Degrado e abbandono nei tre bacini delle navi

«Il lavoro c’è, ma la nostra azienda lo rifiuta. E intanto i Bacini di carenaggio sono sempre più degradati. Perché lasciare andare quest’area preziosa in malora?». I sindacalisti della Cav lanciano un allarme disperato. Da mesi sono senza lavoro, mercoledì è convocato un incontro in Prefettura per discutere del destino dei 28 operai di Cav (Costruzioni Arsenale Venezia), società subentrata alla Palomar, oggi di proprietà delle tre grandi imprese del Mose, Mantovani, Condotte e Grandi Lavori Fincosit. Una storia complicata e intrecciata con lo scandalo Mose. Scatole cinesi di società che cambiano nome, vendono rami d’azienda e spendono risorse pubbliche per i restauri di un luogo storico che adesso sembra destinato a diventare il “magazzino” del Mose.
La situazione è disperata.
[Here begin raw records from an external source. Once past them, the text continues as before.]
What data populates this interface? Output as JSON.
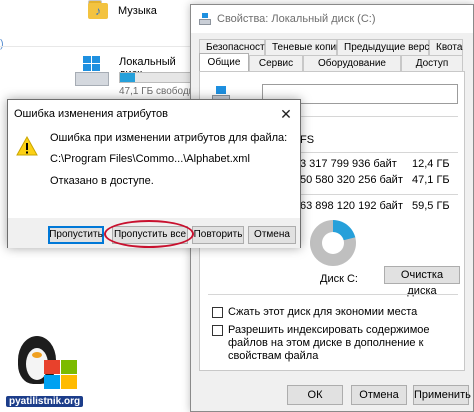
{
  "explorer": {
    "folder_label": "Музыка",
    "left_arrow": ")",
    "drive_label": "Локальный диск",
    "drive_free": "47,1 ГБ свободно",
    "drive_used_fraction": 0.2
  },
  "properties": {
    "title": "Свойства: Локальный диск (C:)",
    "tabs_row1": [
      "Безопасность",
      "Теневые копии",
      "Предыдущие версии",
      "Квота"
    ],
    "tabs_row2": [
      "Общие",
      "Сервис",
      "Оборудование",
      "Доступ"
    ],
    "active_tab": "Общие",
    "name_value": "",
    "fs_fragment": "FS",
    "stats": [
      {
        "bytes": "3 317 799 936 байт",
        "gb": "12,4 ГБ",
        "color": "#26a0da"
      },
      {
        "bytes": "50 580 320 256 байт",
        "gb": "47,1 ГБ",
        "color": "#bfbfbf"
      },
      {
        "bytes": "63 898 120 192 байт",
        "gb": "59,5 ГБ",
        "color": ""
      }
    ],
    "used_fraction": 0.21,
    "disk_label": "Диск C:",
    "cleanup_button": "Очистка диска",
    "compress_label": "Сжать этот диск для экономии места",
    "index_label": "Разрешить индексировать содержимое файлов на этом диске в дополнение к свойствам файла",
    "ok": "ОК",
    "cancel": "Отмена",
    "apply": "Применить"
  },
  "error_dialog": {
    "title": "Ошибка изменения атрибутов",
    "line1": "Ошибка при изменении атрибутов для файла:",
    "line2": "C:\\Program Files\\Commo...\\Alphabet.xml",
    "line3": "Отказано в доступе.",
    "close_glyph": "✕",
    "buttons": {
      "skip": "Пропустить",
      "skip_all": "Пропустить все",
      "retry": "Повторить",
      "cancel": "Отмена"
    }
  },
  "watermark": {
    "text": "pyatilistnik.org"
  }
}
L’Arsenale Nord con i suoi tre storici bacini di carenaggio è una landa desolata. Ferme le grandi gru da poco restaurate con una spesa di decine di milioni di euro. Inutilizzati i depuratori, i binari e le piastre costruite qualche anno fa con i soldi dello Stato. Erbacce e transenne, area deserta, uffici vuoti, niente vigilanti: un’area per la manutenzione delle navi, unica in tutto l’Adriatico, vuota e inutilizzata. Nel bacino piccolo, fino a qualche tempo fa utilizzato dall’Actv per la manutenzione di vaporetti e motonavi, crescono le erbacce. Il Bacino medio è usato come deposito per contenere la vecchia porta arrugginita. «Sono sistemi delicati, hanno bisogno di manutenzione», dice Stefano Zanini, delegato Rsu della Cav, «se si lasciano andare li perdiamo per sempre».
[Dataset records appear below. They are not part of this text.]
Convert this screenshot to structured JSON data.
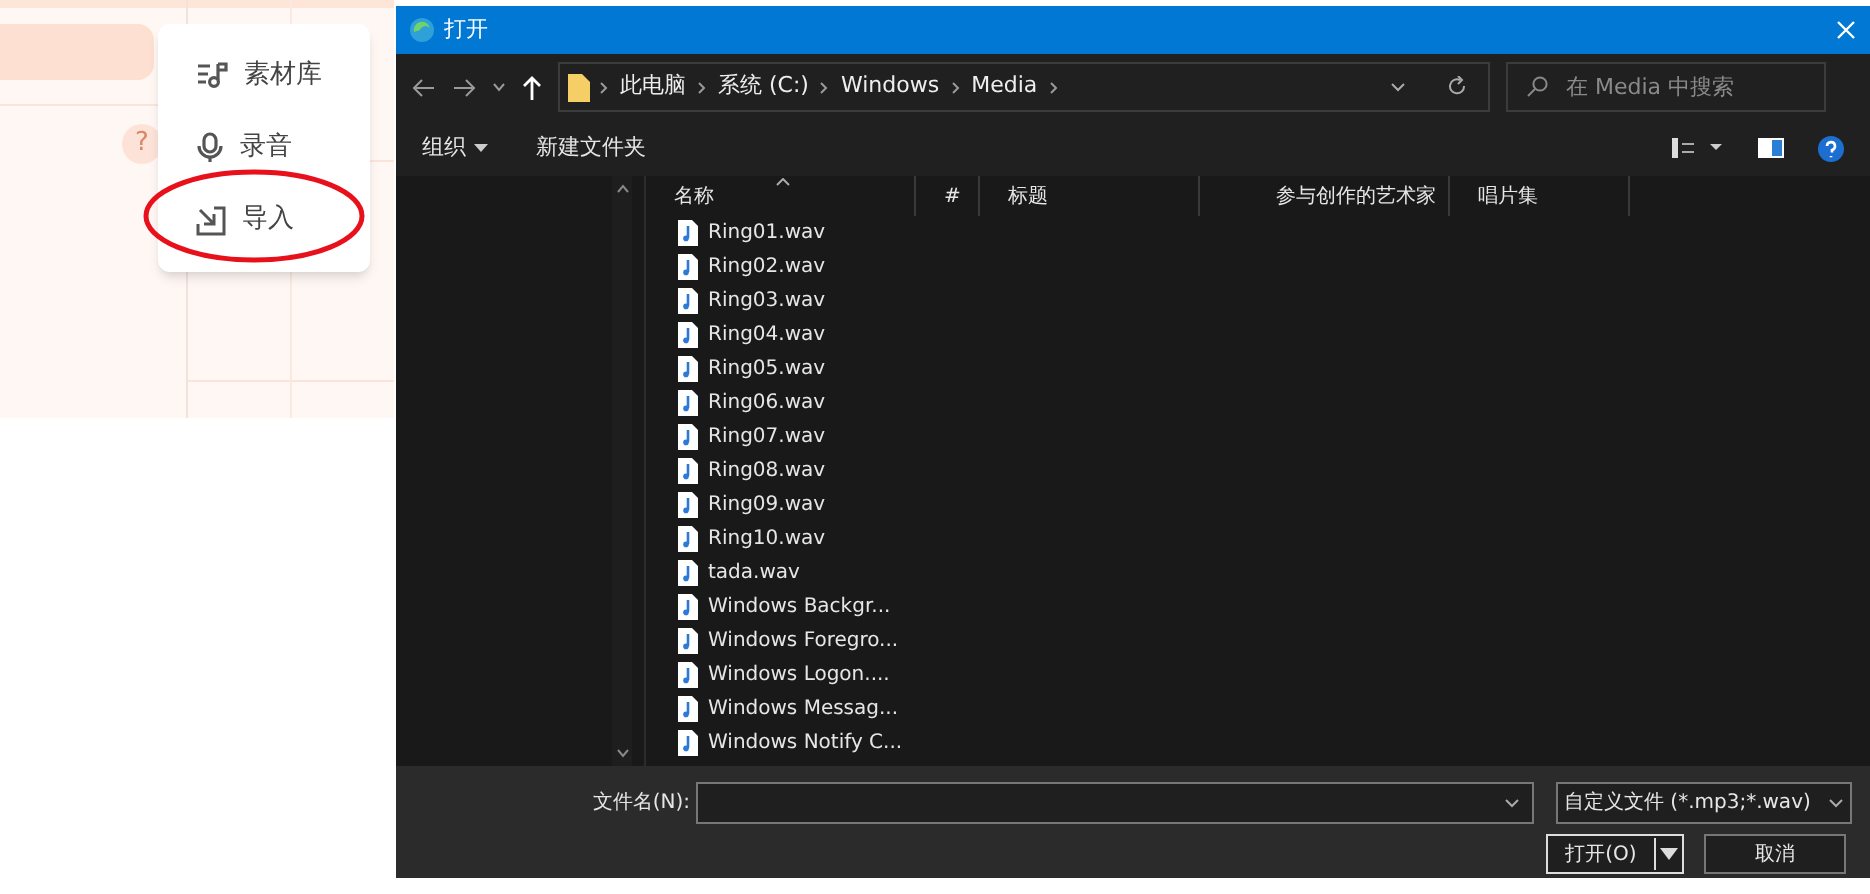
{
  "app_menu": {
    "items": [
      {
        "kind": "library",
        "label": "素材库"
      },
      {
        "kind": "record",
        "label": "录音"
      },
      {
        "kind": "import",
        "label": "导入",
        "circled": true
      }
    ]
  },
  "help_badge": "?",
  "dialog": {
    "title": "打开",
    "breadcrumbs": [
      "此电脑",
      "系统 (C:)",
      "Windows",
      "Media"
    ],
    "search": {
      "placeholder": "在 Media 中搜索"
    },
    "toolbar": [
      "组织",
      "新建文件夹"
    ],
    "columns": [
      "名称",
      "#",
      "标题",
      "参与创作的艺术家",
      "唱片集"
    ],
    "files": [
      "Ring01.wav",
      "Ring02.wav",
      "Ring03.wav",
      "Ring04.wav",
      "Ring05.wav",
      "Ring06.wav",
      "Ring07.wav",
      "Ring08.wav",
      "Ring09.wav",
      "Ring10.wav",
      "tada.wav",
      "Windows Backgr...",
      "Windows Foregro...",
      "Windows Logon....",
      "Windows Messag...",
      "Windows Notify C..."
    ],
    "filename_label": "文件名(N):",
    "file_type": "自定义文件 (*.mp3;*.wav)",
    "buttons": [
      "打开(O)",
      "取消"
    ]
  }
}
Ecco il bacino grande, il più recente. Costruito ai primi del Novecento con le lamiere di scarto della nave “Principe di Piemonte”. Dentro ci sono centinaia di appoggi in legno e pietra usati per tenere le navi all’asciutto. Luogo ideale per la manutenzione. «Perché non ci fanno lavorare?», chiede Zanini, «dicono che le manutenzioni navali sono finite ma non è vero. Sono in crisi ma potrebbero essere facilmente rilanciate». La proposta degli operai è portare all’Arsenale le manutenzioni delle flotte pubbliche. A cominciare da Actv, che ha spostato il cantiere a Pellestrina, con una scelta singolare e antieconomica. E da Veritas. «Ma la volontà delle aziende va da un’altra parte», denunciano i rappresentanti dei lavoratori. Gli interventi di restauro erano stati fatti prima dell’inchiesta sul Mose, costati decine di milioni di euro. C’era all’orizzonte la possibilità di impiantare lì la manutenzione del Mose. Ma adesso per le imprese non ci sono più certezze. Perché investire senza la sicurezza di avere l’incarico della gestione Mose per i prossimi anni?
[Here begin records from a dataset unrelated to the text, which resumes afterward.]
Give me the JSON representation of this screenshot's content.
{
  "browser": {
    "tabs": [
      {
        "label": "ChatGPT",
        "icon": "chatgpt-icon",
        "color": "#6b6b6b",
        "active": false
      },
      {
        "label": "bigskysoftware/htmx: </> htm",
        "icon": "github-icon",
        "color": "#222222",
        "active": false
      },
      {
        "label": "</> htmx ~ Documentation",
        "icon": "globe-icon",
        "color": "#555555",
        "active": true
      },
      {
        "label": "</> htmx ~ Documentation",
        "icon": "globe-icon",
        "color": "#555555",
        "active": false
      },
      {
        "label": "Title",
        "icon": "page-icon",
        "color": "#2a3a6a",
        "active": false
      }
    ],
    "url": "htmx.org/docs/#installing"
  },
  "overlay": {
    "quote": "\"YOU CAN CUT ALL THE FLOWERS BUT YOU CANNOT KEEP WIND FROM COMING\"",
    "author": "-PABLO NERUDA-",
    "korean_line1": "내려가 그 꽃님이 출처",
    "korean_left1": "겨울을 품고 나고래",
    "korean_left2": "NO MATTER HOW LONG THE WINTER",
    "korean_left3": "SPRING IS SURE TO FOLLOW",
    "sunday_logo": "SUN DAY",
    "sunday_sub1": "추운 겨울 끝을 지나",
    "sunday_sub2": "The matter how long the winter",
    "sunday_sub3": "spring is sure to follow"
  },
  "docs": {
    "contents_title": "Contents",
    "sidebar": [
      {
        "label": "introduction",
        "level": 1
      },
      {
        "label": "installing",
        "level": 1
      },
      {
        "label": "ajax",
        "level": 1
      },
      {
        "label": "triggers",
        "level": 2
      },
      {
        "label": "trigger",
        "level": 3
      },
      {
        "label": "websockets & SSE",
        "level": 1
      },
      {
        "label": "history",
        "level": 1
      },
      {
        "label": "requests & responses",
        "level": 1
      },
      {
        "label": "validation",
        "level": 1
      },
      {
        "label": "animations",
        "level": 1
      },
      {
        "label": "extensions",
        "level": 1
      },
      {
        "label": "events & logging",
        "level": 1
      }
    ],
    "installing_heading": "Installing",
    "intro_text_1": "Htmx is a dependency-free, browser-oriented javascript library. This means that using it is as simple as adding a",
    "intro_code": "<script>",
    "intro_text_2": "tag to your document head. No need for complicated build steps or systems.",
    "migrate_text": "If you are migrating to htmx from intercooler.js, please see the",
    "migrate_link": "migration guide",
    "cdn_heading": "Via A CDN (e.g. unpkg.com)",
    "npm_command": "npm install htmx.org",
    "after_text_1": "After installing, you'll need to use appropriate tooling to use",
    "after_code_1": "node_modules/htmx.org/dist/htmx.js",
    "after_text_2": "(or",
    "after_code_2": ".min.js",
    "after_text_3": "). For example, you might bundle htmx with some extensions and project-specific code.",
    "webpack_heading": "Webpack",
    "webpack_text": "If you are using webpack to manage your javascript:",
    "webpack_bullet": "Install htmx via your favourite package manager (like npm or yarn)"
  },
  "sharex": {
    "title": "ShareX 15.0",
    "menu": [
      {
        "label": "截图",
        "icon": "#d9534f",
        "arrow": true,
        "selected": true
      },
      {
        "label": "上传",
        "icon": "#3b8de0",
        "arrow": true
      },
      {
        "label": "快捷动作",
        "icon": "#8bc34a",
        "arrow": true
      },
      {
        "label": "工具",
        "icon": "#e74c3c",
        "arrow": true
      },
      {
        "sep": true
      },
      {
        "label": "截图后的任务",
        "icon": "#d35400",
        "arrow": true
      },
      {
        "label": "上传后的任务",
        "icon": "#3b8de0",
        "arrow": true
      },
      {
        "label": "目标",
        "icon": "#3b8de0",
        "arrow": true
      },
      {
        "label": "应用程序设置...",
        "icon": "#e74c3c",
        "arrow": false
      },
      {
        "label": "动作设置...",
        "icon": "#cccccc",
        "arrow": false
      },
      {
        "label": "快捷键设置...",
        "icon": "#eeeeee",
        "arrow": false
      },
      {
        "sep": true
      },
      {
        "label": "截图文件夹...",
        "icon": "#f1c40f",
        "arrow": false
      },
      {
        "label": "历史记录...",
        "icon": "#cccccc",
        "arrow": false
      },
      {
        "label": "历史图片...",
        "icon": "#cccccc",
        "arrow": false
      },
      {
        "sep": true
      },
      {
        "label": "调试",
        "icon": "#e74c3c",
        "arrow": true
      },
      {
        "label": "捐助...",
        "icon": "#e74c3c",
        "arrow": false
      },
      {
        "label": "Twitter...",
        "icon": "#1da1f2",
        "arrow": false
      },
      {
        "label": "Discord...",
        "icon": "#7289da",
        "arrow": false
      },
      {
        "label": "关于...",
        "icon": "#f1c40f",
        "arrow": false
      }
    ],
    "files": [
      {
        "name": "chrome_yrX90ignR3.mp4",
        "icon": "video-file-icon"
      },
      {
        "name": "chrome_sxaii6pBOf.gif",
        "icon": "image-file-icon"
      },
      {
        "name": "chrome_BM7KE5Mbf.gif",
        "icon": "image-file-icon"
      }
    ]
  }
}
«Quel luogo è sempre stato destinato a cantieristica», spiega Zanini, «si potrebbero fare anche le due attività insieme. E ricostituire l’azienda pubblico privata com’era una volta Stn, che possa rilanciare il lavoro». Anche per la movimentazione dei cassoni, dicono gli operai, non servono i Bacini. Che dovrebbero essere restituiti alla loro attività naturale di contenitori per barche e navi anche di grandi dimensioni. «Era così», racconta Zanini, «finché non decisero di fare qui i piloni in calcestruzzo del rigassificatore. Progetto del Consorzio e della Regione di Galan. Da allora abbiamo perso le commesse di Msc, che portava qui le sue navi portacontainer, e anche gli altri. L’altro giorno, dopo l’incidente tra due mercantili in bocca di porto, hanno rifiutato il lavoro di manutenzione. Ma gli ultimi arsenalotti non ci stanno: «Abbiamo esperienze e capacità che vogliamo mettere a disposizione della città. Qualcuno ci ascolti».